Dianne Reynolds was a charter member of the town’s Rotary Club.

She was Lowcountry to the core, born a Cooler in Hardeeville, where she starred on the high school basketball team, graduated in May 1961 and was married to Cecil a month later.

Dianne died Dec. 2 at age 79 and will be buried with Cecil at the Bluffton Cemetery.


Dr. Nelson Carswell Jr. of Dublin, Georgia, played in the first 50 pro-ams at the RBC Heritage Presented by Boeing golf tournament in Sea Pines, and boy did his “Carswell Crew” make a splash.

His family called him “Golf Daddy” and the pro-am was a roving party around the Harbour Town Golf Links. They made special pins, koozies and banners for the big day.

Carswell had been coming to Hilton Head in his Beechcraft Bonanza six-seat plane since the days the road to Harbour Town was dirt, and he’d buzz the pro shop so they’d send someone to the air field to pick him up.

He and his wife, Betty Ann, bought the 11th condominium sold in Sea Pines, shelling out $22,500 for a place on the 10th fairway of the island’s first golf course. They later bought a home on Water Oak Drive.

When the PGA Tour event here marked its 50th edition, Carswell was treated like Arnold Palmer by director Steve Wilmot and his staff. He was interviewed by the media and rubbed elbows with the stars.

One of his favorite pro-am playing partners was Davis Love III.

When the doctor reached his 40th consecutive pro-am, Love told me why he mattered.

“He’s an example of why our tournaments are successful,” Love said. “Someone like that, who has supported our tournament for 40 years, is what makes all this happen.

“It’s hard to imagine a sponsor staying with you for 40 years, much less one individual donor. This is where the money comes from for the charities. Our (the players’) money comes from TV, but it’s the volunteers and pro-am amateurs who make the charity happen.”

Nelson Carswell.
Nelson Carswell.

The Heritage Classic Foundation, which stages the tournament, has raised $49 million for charity since forming in 1987.

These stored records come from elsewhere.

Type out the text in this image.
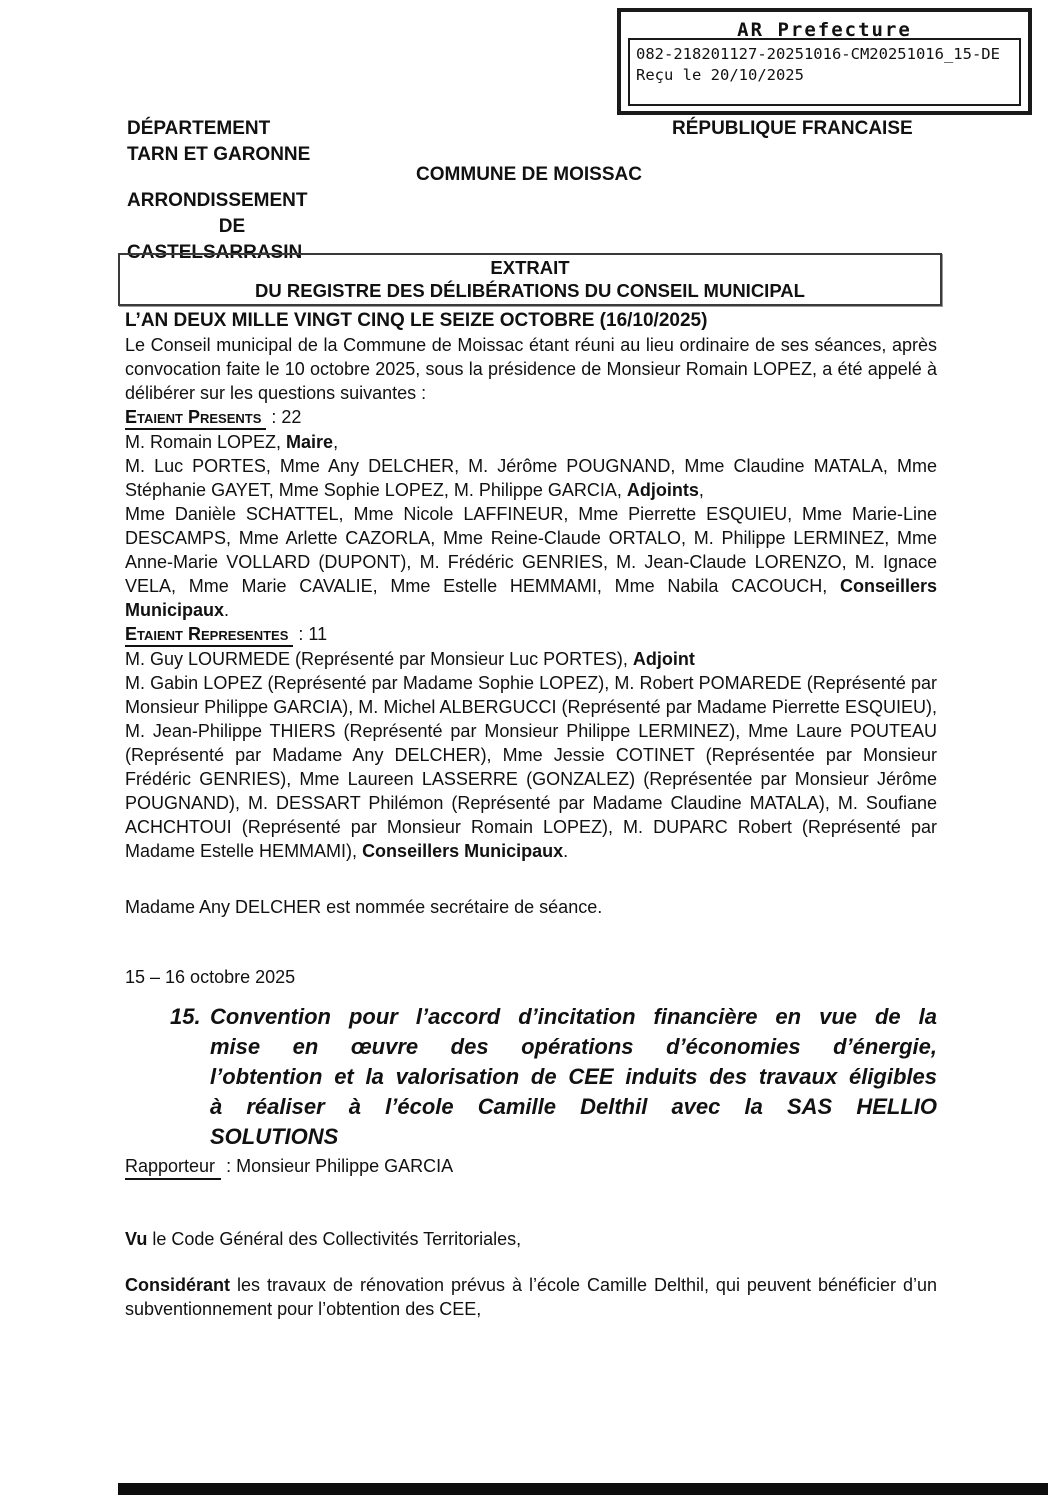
AR Prefecture
082-218201127-20251016-CM20251016_15-DE
Reçu le 20/10/2025
DÉPARTEMENT
TARN ET GARONNE
RÉPUBLIQUE FRANCAISE
COMMUNE DE MOISSAC
ARRONDISSEMENT
DE
CASTELSARRASIN
EXTRAIT
DU REGISTRE DES DÉLIBÉRATIONS DU CONSEIL MUNICIPAL
L’AN DEUX MILLE VINGT CINQ LE SEIZE OCTOBRE (16/10/2025)

Le Conseil municipal de la Commune de Moissac étant réuni au lieu ordinaire de ses séances, après convocation faite le 10 octobre 2025, sous la présidence de Monsieur Romain LOPEZ, a été appelé à délibérer sur les questions suivantes :

Etaient Presents : 22

M. Romain LOPEZ, Maire,

M. Luc PORTES, Mme Any DELCHER, M. Jérôme POUGNAND, Mme Claudine MATALA, Mme Stéphanie GAYET, Mme Sophie LOPEZ, M. Philippe GARCIA, Adjoints,

Mme Danièle SCHATTEL, Mme Nicole LAFFINEUR, Mme Pierrette ESQUIEU, Mme Marie-Line DESCAMPS, Mme Arlette CAZORLA, Mme Reine-Claude ORTALO, M. Philippe LERMINEZ, Mme Anne-Marie VOLLARD (DUPONT), M. Frédéric GENRIES, M. Jean-Claude LORENZO, M. Ignace VELA, Mme Marie CAVALIE, Mme Estelle HEMMAMI, Mme Nabila CACOUCH, Conseillers Municipaux.

Etaient Representes : 11

M. Guy LOURMEDE (Représenté par Monsieur Luc PORTES), Adjoint

M. Gabin LOPEZ (Représenté par Madame Sophie LOPEZ), M. Robert POMAREDE (Représenté par Monsieur Philippe GARCIA), M. Michel ALBERGUCCI (Représenté par Madame Pierrette ESQUIEU), M. Jean-Philippe THIERS (Représenté par Monsieur Philippe LERMINEZ), Mme Laure POUTEAU (Représenté par Madame Any DELCHER), Mme Jessie COTINET (Représentée par Monsieur Frédéric GENRIES), Mme Laureen LASSERRE (GONZALEZ) (Représentée par Monsieur Jérôme POUGNAND), M. DESSART Philémon (Représenté par Madame Claudine MATALA), M. Soufiane ACHCHTOUI (Représenté par Monsieur Romain LOPEZ), M. DUPARC Robert (Représenté par Madame Estelle HEMMAMI), Conseillers Municipaux.

Madame Any DELCHER est nommée secrétaire de séance.

15 – 16 octobre 2025

15. Convention pour l’accord d’incitation financière en vue de la
mise en œuvre des opérations d’économies d’énergie,
l’obtention et la valorisation de CEE induits des travaux éligibles
à réaliser à l’école Camille Delthil avec la SAS HELLIO
SOLUTIONS
Rapporteur : Monsieur Philippe GARCIA

Vu le Code Général des Collectivités Territoriales,

Considérant les travaux de rénovation prévus à l’école Camille Delthil, qui peuvent bénéficier d’un subventionnement pour l’obtention des CEE,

Back home in Dublin, Carswell was a beloved pediatrician who treated four generations in some families in a career that spanned six decades and ended when he set aside his doctor’s bag at age 87.

But there was more to it than that for the quiet competitor who represents the best of Hilton Head Island.

A front-page story in the Courier Herald in Dublin after the doctor died Nov. 15 at age 92, cited him for leading the state’s “Stomp Out Polio” campaign in 11 counties of rural middle Georgia in 1963.

“To promote the vaccine,” the paper reported, “he once took the field before kickoff of a Dublin-Swainsboro football game to give the referees their shots.”

And in the late 1980s, Carswell’s lobbying was credited with turning the tide in a reluctant legislature to get the state’s seatbelt and child seat law enacted.

The last time I walked the 10th fairway at Harbour Town with him, Carswell said:

“I know that heaven is so much more beautiful than we can imagine. But to me, this is as close as it gets.”